Тошка деловито колесил по гальке, обнюхивал каждый камушек, косился на шум прибоя, а потом, утомившись, ложился рядом с Таней и с мольбой поглядывал на нее: «Поведешь меня купаться или нет? Уж лучше бы ты сейчас одна. А я вечером, когда вернется он…»
Сейчас Тошка был растерян. Отца не было. А Таня пришла на пляж не одна — с Геворгом.
«Идти с этим человеком в воду или не идти?» — размышлял Тошка. Его смущало, что у человека гремит под боком музыка, чего никогда не было у хозяина. И потом то, что он чужой…

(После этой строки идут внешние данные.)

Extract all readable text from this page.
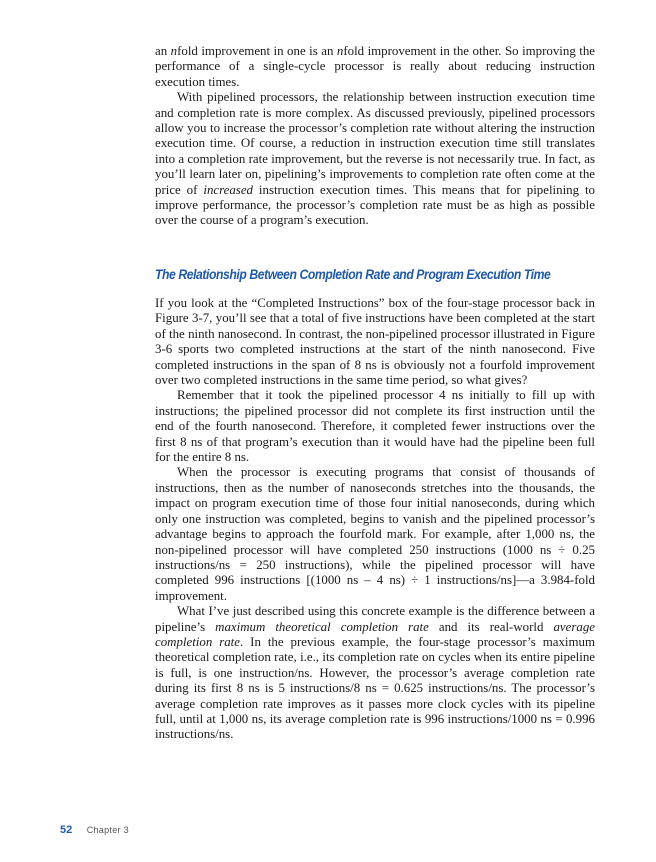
an nfold improvement in one is an nfold improvement in the other. So improving the performance of a single-cycle processor is really about reducing instruction execution times.

With pipelined processors, the relationship between instruction execution time and completion rate is more complex. As discussed previously, pipelined processors allow you to increase the processor’s completion rate without altering the instruction execution time. Of course, a reduction in instruction execution time still translates into a completion rate improvement, but the reverse is not necessarily true. In fact, as you’ll learn later on, pipelining’s improvements to completion rate often come at the price of increased instruction execution times. This means that for pipelining to improve performance, the processor’s completion rate must be as high as possible over the course of a program’s execution.

The Relationship Between Completion Rate and Program Execution Time

If you look at the “Completed Instructions” box of the four-stage processor back in Figure 3-7, you’ll see that a total of five instructions have been completed at the start of the ninth nanosecond. In contrast, the non-pipelined processor illustrated in Figure 3-6 sports two completed instructions at the start of the ninth nanosecond. Five completed instructions in the span of 8 ns is obviously not a fourfold improvement over two completed instructions in the same time period, so what gives?

Remember that it took the pipelined processor 4 ns initially to fill up with instructions; the pipelined processor did not complete its first instruction until the end of the fourth nanosecond. Therefore, it completed fewer instructions over the first 8 ns of that program’s execution than it would have had the pipeline been full for the entire 8 ns.

When the processor is executing programs that consist of thousands of instructions, then as the number of nanoseconds stretches into the thousands, the impact on program execution time of those four initial nanoseconds, during which only one instruction was completed, begins to vanish and the pipelined processor’s advantage begins to approach the fourfold mark. For example, after 1,000 ns, the non-pipelined processor will have completed 250 instructions (1000 ns ÷ 0.25 instructions/ns = 250 instructions), while the pipelined processor will have completed 996 instructions [(1000 ns – 4 ns) ÷ 1 instructions/ns]—a 3.984-fold improvement.

What I’ve just described using this concrete example is the difference between a pipeline’s maximum theoretical completion rate and its real-world average completion rate. In the previous example, the four-stage processor’s maximum theoretical completion rate, i.e., its completion rate on cycles when its entire pipeline is full, is one instruction/ns. However, the processor’s average completion rate during its first 8 ns is 5 instructions/8 ns = 0.625 instructions/ns. The processor’s average completion rate improves as it passes more clock cycles with its pipeline full, until at 1,000 ns, its average completion rate is 996 instructions/1000 ns = 0.996 instructions/ns.

52 Chapter 3
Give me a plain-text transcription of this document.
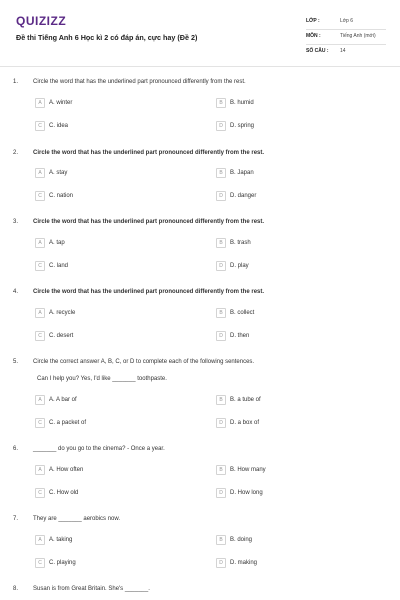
QUIZIZZ
Đề thi Tiếng Anh 6 Học kì 2 có đáp án, cực hay (Đề 2)
LỚP :	Lớp 6
MÔN :	Tiếng Anh (mới)
SỐ CÂU : 14
1. Circle the word that has the underlined part pronounced differently from the rest.
A	A. winter	B	B. humid
C	C. idea	D	D. spring
2. Circle the word that has the underlined part pronounced differently from the rest.
A	A. stay	B	B. Japan
C	C. nation	D	D. danger
3. Circle the word that has the underlined part pronounced differently from the rest.
A	A. tap	B	B. trash
C	C. land	D	D. play
4. Circle the word that has the underlined part pronounced differently from the rest.
A	A. recycle	B	B. collect
C	C. desert	D	D. then
5. Circle the correct answer A, B, C, or D to complete each of the following sentences.
Can I help you? Yes, I'd like _______ toothpaste.
A	A. A bar of	B	B. a tube of
C	C. a packet of	D	D. a box of
6. _______ do you go to the cinema? - Once a year.
A	A. How often	B	B. How many
C	C. How old	D	D. How long
7. They are _______ aerobics now.
A	A. taking	B	B. doing
C	C. playing	D	D. making
8. Susan is from Great Britain. She's _______.
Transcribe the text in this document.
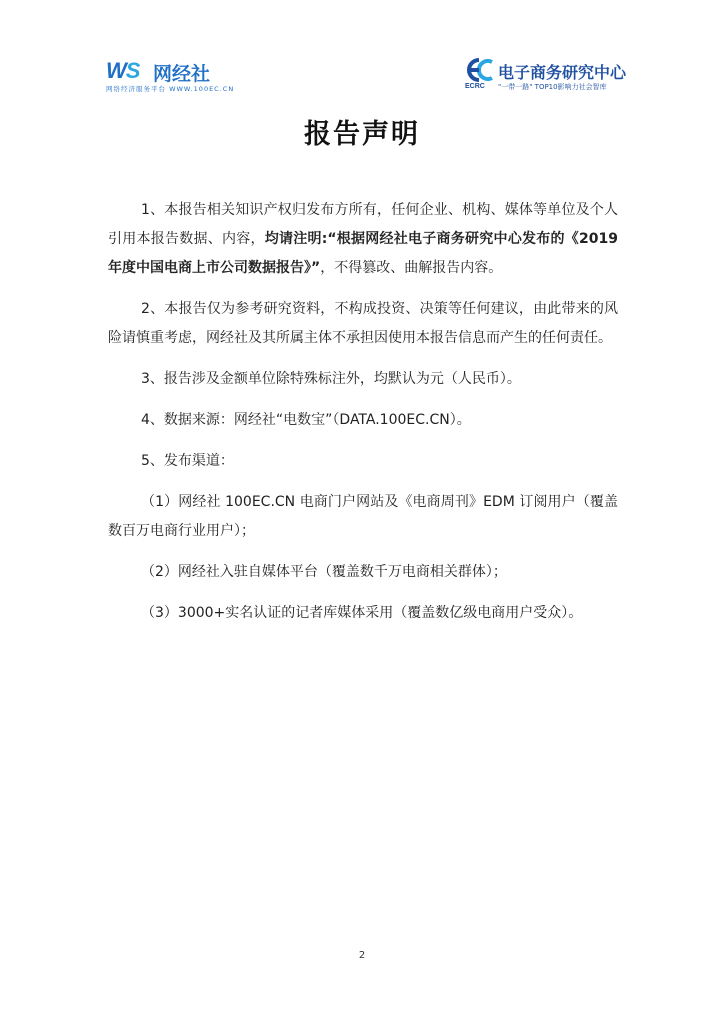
WS 网经社
网络经济服务平台 WWW.100EC.CN	ECRC
电子商务研究中心
"一带一路" TOP10影响力社会智库
报告声明

1、本报告相关知识产权归发布方所有，任何企业、机构、媒体等单位及个人引用本报告数据、内容，均请注明:“根据网经社电子商务研究中心发布的《2019年度中国电商上市公司数据报告》”，不得篡改、曲解报告内容。

2、本报告仅为参考研究资料，不构成投资、决策等任何建议，由此带来的风险请慎重考虑，网经社及其所属主体不承担因使用本报告信息而产生的任何责任。

3、报告涉及金额单位除特殊标注外，均默认为元（人民币）。

4、数据来源：网经社“电数宝”（DATA.100EC.CN）。

5、发布渠道：

（1）网经社 100EC.CN 电商门户网站及《电商周刊》EDM 订阅用户（覆盖数百万电商行业用户）；

（2）网经社入驻自媒体平台（覆盖数千万电商相关群体）；

（3）3000+实名认证的记者库媒体采用（覆盖数亿级电商用户受众）。

2
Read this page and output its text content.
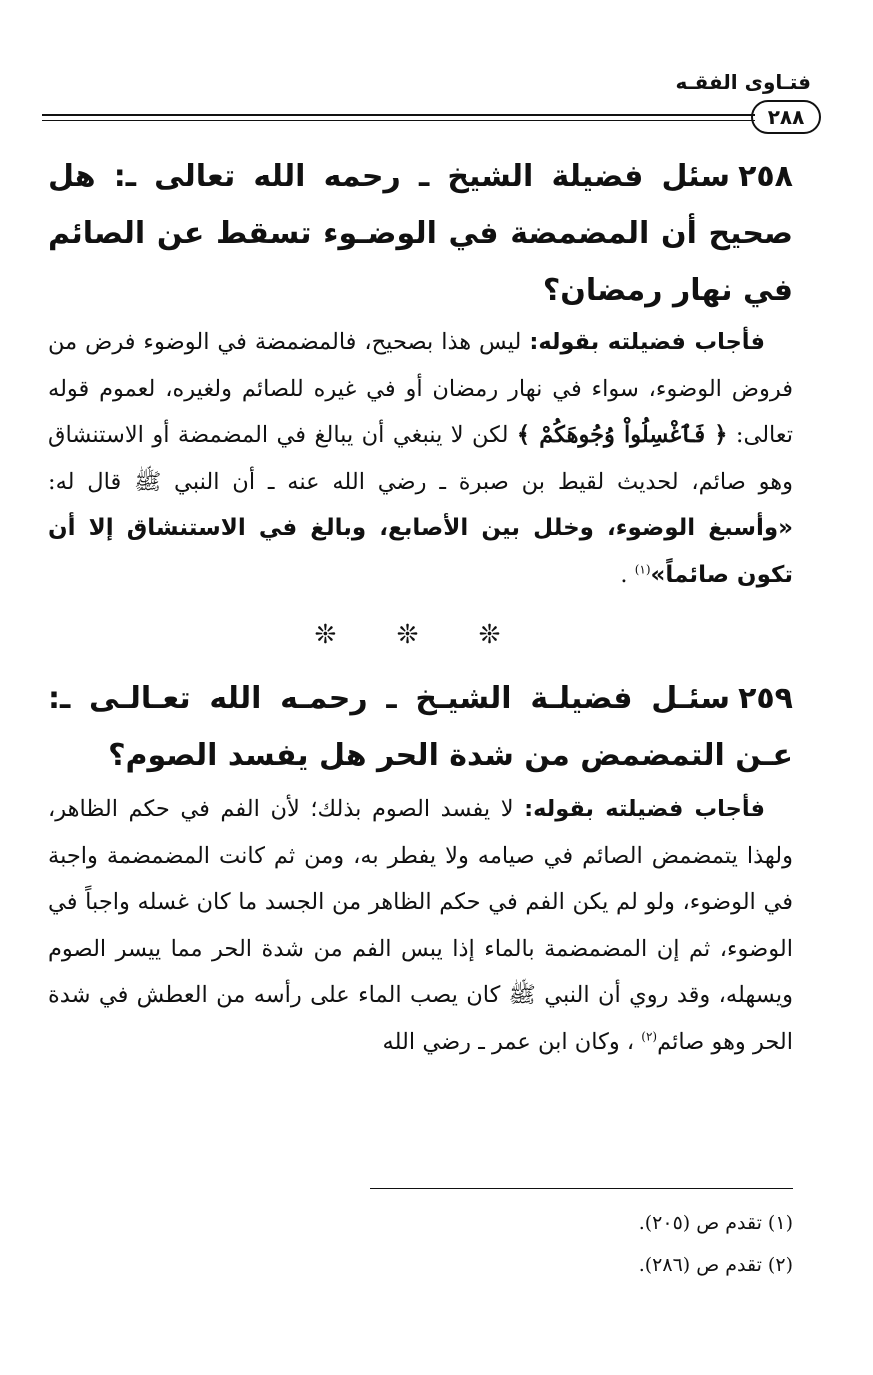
فتـاوى الفقـه
٢٨٨

٢٥٨سئل فضيلة الشيخ ـ رحمه الله تعالى ـ: هل صحيح أن المضمضة في الوضـوء تسقط عن الصائم في نهار رمضان؟

فأجاب فضيلته بقوله: ليس هذا بصحيح، فالمضمضة في الوضوء فرض من فروض الوضوء، سواء في نهار رمضان أو في غيره للصائم ولغيره، لعموم قوله تعالى: ﴿ فَٱغْسِلُواْ وُجُوهَكُمْ ﴾ لكن لا ينبغي أن يبالغ في المضمضة أو الاستنشاق وهو صائم، لحديث لقيط بن صبرة ـ رضي الله عنه ـ أن النبي ﷺ قال له: «وأسبغ الوضوء، وخلل بين الأصابع، وبالغ في الاستنشاق إلا أن تكون صائماً»$^{(١)}$ .

❊ ❊ ❊

٢٥٩سئـل فضيلـة الشيـخ ـ رحمـه الله تعـالـى ـ: عـن التمضمض من شدة الحر هل يفسد الصوم؟

فأجاب فضيلته بقوله: لا يفسد الصوم بذلك؛ لأن الفم في حكم الظاهر، ولهذا يتمضمض الصائم في صيامه ولا يفطر به، ومن ثم كانت المضمضمة واجبة في الوضوء، ولو لم يكن الفم في حكم الظاهر من الجسد ما كان غسله واجباً في الوضوء، ثم إن المضمضمة بالماء إذا يبس الفم من شدة الحر مما ييسر الصوم ويسهله، وقد روي أن النبي ﷺ كان يصب الماء على رأسه من العطش في شدة الحر وهو صائم$^{(٢)}$ ، وكان ابن عمر ـ رضي الله

(١) تقدم ص (٢٠٥).

(٢) تقدم ص (٢٨٦).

— А у нас в школе, по-моему, учителя хорошие, — говорила Таня. — Я, правда, мало их знаю, но мне нравится… Лучше, по-моему, когда сразу нравится в новой школе… А ребята как у вас?
— Что ребята! Подумаешь!
Он без конца крутил приемник. Из приемника вырывались звуки — ревущие, стонущие, какие-то вопли и крики под несуразную музыку.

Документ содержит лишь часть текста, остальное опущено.